Abigail me aplaude cuando logro
realizar una suma simple. Sabe lo difícil que me es.
Me exige una visita guiada
informal en cada museo, iglesia barroca, zona arqueológica y convento
franciscano que visitamos. Dice burlonamente que los historiadores nacemos, nos
complicamos y morimos entre libros que nadie quiere leer.

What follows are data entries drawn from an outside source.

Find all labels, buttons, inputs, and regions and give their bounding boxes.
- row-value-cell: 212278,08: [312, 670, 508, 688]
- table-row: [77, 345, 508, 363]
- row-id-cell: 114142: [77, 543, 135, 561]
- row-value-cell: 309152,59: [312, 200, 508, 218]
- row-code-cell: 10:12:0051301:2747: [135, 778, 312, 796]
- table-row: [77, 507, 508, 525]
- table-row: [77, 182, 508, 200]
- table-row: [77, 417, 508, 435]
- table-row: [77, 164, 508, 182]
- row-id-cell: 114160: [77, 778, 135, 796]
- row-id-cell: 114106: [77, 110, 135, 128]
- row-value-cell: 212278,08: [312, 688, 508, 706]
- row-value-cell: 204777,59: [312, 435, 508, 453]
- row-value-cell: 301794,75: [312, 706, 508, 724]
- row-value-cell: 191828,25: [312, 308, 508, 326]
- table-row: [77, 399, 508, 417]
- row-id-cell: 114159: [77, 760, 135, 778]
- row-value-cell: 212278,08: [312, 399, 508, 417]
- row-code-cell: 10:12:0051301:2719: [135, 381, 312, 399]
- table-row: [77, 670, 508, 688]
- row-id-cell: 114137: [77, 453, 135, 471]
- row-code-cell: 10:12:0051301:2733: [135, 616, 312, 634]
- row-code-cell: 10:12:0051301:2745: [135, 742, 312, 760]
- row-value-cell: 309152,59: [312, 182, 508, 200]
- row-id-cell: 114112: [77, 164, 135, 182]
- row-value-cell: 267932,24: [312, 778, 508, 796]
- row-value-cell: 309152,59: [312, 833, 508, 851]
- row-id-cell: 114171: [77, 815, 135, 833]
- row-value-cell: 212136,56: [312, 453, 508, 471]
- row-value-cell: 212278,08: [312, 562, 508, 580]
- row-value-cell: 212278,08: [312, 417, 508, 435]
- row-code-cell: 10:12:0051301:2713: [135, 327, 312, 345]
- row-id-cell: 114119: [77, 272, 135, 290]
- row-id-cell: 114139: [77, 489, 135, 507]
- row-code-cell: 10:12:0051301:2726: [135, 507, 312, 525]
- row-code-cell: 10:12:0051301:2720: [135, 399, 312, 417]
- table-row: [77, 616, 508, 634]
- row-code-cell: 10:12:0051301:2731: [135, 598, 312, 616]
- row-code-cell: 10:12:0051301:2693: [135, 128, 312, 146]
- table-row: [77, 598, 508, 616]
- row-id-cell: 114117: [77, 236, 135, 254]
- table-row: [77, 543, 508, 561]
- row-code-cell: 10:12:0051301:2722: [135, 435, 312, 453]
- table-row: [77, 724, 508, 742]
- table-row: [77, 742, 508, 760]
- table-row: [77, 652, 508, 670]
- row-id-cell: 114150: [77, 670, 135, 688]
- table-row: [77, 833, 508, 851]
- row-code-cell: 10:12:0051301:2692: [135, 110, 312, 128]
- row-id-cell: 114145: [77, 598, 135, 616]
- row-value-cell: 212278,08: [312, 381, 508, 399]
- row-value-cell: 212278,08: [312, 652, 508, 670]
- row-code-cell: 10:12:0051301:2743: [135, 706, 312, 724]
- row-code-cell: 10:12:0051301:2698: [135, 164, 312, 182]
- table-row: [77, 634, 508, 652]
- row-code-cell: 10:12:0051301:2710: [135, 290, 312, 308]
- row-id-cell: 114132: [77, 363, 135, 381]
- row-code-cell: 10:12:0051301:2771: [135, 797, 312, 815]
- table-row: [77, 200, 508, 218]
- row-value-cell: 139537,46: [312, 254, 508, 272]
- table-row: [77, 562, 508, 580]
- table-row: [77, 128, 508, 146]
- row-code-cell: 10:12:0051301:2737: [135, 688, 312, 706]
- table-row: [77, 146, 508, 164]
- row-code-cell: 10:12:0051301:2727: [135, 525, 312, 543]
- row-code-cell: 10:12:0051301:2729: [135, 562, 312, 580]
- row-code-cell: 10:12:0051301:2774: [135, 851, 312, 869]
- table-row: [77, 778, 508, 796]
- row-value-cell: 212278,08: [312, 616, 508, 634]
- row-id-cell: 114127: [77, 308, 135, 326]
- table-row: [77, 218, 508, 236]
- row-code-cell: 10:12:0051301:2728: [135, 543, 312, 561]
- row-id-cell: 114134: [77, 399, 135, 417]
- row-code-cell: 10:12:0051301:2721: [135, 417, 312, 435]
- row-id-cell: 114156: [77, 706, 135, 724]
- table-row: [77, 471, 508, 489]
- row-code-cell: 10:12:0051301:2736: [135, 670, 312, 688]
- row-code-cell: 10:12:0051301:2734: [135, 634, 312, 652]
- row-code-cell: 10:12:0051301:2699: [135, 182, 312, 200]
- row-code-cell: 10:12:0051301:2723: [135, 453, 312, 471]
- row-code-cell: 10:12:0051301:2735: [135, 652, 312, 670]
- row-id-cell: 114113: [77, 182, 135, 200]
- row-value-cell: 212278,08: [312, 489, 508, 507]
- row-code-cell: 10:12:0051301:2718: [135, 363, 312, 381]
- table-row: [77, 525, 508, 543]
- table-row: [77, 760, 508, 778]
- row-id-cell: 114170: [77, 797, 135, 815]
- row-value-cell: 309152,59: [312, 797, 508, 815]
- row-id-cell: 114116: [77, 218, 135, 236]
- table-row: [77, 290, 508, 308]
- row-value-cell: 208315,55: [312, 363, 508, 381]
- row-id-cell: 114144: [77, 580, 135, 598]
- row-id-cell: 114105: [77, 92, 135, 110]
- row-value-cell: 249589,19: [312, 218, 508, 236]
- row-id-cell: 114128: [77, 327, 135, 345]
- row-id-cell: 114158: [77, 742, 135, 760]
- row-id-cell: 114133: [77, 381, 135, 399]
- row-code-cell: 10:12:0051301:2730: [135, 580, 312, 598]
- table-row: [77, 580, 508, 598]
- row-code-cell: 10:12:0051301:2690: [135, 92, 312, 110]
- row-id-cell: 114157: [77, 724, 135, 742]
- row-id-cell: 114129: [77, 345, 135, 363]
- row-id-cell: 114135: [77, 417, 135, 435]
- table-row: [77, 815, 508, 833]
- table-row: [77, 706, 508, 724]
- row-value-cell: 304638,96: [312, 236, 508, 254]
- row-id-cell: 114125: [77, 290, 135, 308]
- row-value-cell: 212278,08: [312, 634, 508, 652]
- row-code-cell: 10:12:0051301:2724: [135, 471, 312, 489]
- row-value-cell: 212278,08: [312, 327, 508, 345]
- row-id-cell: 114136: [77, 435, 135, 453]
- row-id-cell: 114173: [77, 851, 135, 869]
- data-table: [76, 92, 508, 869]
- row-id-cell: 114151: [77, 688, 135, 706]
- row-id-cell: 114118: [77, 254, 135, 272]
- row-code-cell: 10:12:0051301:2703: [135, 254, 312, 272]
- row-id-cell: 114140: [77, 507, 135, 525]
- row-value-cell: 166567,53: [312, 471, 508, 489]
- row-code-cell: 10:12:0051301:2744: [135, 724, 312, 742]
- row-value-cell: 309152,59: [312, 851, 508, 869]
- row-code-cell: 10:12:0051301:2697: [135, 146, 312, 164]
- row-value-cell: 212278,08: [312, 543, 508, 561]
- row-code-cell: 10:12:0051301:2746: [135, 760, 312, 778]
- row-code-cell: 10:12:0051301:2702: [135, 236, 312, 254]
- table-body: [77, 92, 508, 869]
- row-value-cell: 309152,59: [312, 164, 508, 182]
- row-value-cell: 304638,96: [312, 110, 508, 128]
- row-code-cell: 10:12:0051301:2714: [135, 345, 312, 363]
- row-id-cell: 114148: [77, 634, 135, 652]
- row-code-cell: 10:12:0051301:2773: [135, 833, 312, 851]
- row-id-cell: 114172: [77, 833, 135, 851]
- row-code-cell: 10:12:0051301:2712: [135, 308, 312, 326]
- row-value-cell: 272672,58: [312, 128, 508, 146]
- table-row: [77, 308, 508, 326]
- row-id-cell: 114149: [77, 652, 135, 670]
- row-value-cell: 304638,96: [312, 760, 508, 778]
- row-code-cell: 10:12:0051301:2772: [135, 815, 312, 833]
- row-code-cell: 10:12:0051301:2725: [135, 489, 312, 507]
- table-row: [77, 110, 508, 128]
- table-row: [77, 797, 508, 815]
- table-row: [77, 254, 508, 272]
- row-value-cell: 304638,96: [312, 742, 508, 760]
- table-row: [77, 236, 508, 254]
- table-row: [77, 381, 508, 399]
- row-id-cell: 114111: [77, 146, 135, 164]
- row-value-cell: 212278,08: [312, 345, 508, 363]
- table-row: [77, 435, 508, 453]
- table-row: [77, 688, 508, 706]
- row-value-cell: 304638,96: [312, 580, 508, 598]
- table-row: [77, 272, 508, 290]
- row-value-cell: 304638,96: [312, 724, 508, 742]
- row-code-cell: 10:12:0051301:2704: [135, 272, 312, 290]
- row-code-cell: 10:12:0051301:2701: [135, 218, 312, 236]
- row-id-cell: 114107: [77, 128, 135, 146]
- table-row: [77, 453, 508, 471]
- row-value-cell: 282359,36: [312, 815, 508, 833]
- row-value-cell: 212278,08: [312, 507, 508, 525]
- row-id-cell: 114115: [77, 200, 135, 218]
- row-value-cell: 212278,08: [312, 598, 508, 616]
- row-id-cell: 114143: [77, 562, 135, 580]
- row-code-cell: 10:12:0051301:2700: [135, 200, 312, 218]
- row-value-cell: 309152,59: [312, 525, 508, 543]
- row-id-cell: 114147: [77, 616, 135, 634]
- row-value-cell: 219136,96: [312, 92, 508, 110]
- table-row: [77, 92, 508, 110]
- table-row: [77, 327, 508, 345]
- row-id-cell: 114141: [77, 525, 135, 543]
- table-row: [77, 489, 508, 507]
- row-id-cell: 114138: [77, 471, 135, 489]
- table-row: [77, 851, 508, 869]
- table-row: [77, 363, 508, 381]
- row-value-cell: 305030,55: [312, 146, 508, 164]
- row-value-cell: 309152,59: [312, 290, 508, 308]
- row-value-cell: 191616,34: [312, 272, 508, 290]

Abigail conecta telas con hilos
finos como su cabello rojizo. Yo solamente conecto historias con palabras
rebuscadas para sentirme inteligente.
Dice que debo aprender a beberme sólo
un par de cervezas y así no perderme en las noches de rostros extraños y sucias
barras de bar. Lo que no sabe es que estoy perdido desde los 13 años.
Mientras comemos helado hablamos
de grecas totonacas, alfardas teotihuacanas, arcos ojivales góticos, columnas
salomónicas, capillas abiertas franciscanas, almenas mexicas en forma de
caracol cortado, del arte tequitqui indígena, de naves en cruz griega y latina
y de cómo, si te paras en una esquina de la catedral metropolitana mirando
hacia arriba, notarás la inmensidad indescriptible de la ciudad.

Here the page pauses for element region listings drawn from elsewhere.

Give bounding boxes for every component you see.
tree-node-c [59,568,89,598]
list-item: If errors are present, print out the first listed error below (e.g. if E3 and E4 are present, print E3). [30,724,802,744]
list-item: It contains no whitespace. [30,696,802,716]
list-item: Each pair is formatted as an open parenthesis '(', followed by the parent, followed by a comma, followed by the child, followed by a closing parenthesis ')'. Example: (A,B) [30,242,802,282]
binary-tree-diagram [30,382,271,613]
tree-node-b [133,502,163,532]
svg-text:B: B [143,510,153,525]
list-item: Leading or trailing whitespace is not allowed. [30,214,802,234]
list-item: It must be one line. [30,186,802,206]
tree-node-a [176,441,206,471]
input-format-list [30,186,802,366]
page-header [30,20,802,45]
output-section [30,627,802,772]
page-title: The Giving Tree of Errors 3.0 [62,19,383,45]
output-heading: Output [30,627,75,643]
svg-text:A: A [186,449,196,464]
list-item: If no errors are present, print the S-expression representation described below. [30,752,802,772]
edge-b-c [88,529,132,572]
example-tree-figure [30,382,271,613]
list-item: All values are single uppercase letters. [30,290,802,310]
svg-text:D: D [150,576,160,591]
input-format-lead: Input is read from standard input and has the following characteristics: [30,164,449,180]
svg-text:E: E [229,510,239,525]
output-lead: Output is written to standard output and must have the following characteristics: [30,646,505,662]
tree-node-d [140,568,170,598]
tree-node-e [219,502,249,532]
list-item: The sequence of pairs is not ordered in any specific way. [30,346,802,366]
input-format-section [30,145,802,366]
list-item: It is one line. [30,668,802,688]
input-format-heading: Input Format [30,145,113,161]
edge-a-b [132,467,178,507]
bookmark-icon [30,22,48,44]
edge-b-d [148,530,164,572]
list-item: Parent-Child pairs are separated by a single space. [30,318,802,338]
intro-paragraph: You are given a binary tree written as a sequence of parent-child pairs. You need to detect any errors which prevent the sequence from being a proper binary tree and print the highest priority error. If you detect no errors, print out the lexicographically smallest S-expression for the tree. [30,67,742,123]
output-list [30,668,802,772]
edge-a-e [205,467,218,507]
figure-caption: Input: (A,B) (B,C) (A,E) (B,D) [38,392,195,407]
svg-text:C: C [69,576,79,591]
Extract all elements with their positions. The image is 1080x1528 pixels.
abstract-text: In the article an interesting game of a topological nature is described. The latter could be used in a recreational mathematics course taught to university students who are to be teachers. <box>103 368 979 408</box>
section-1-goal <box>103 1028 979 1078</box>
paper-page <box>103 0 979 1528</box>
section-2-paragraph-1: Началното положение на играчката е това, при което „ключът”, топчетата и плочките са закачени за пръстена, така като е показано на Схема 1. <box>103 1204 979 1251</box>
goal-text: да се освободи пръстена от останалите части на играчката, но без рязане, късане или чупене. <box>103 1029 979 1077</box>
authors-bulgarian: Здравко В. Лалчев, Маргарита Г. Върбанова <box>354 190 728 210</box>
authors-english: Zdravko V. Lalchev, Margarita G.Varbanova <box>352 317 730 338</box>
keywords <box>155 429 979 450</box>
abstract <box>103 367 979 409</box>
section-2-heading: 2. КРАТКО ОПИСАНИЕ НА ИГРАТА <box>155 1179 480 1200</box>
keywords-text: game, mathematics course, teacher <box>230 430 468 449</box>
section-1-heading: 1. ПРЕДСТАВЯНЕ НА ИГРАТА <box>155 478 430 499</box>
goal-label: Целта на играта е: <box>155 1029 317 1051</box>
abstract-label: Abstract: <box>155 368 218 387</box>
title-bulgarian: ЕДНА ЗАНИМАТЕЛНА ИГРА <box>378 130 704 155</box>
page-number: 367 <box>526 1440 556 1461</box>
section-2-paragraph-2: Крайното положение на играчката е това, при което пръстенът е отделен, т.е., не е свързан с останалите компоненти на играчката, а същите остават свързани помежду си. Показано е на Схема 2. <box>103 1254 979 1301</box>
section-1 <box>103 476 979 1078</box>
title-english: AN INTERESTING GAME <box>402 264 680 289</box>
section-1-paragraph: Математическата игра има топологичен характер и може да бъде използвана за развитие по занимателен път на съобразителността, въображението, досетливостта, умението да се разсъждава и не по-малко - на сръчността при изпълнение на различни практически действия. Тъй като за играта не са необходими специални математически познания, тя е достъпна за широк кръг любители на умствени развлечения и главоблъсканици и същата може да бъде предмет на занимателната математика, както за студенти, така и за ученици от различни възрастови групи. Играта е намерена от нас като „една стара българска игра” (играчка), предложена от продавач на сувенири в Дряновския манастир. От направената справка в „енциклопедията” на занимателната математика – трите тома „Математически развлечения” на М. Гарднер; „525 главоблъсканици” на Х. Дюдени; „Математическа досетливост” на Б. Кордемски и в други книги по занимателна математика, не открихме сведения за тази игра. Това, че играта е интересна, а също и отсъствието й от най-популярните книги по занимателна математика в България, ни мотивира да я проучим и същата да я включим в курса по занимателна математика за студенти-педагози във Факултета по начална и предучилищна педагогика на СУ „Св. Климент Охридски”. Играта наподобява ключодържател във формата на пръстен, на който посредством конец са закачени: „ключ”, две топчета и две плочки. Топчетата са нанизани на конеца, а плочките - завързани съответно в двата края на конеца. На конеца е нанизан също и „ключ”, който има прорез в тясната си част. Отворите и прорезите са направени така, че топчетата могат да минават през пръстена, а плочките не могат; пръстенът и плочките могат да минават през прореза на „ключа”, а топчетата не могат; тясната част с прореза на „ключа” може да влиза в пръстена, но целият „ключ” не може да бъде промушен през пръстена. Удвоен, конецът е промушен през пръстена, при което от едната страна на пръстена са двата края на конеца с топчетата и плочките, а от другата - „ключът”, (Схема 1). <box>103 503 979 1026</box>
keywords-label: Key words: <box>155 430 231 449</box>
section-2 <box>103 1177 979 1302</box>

Le gusta que me recueste en el
pasto para verme fumar e imaginar aquellos tiempos donde compartíamos
bocanadas. Hablamos de cómo el poder corrompe por sí mismo y de cómo el
principio de identidad es simplemente estúpido. Dice que el mejor libro es el
que no se ha leído aún y que por eso debemos buscarlo sin descanso por todos
lados.
Ella piensa todo el tiempo en el
futuro, yo sólo lo estudio en el pasado y yo no sé qué es más importante.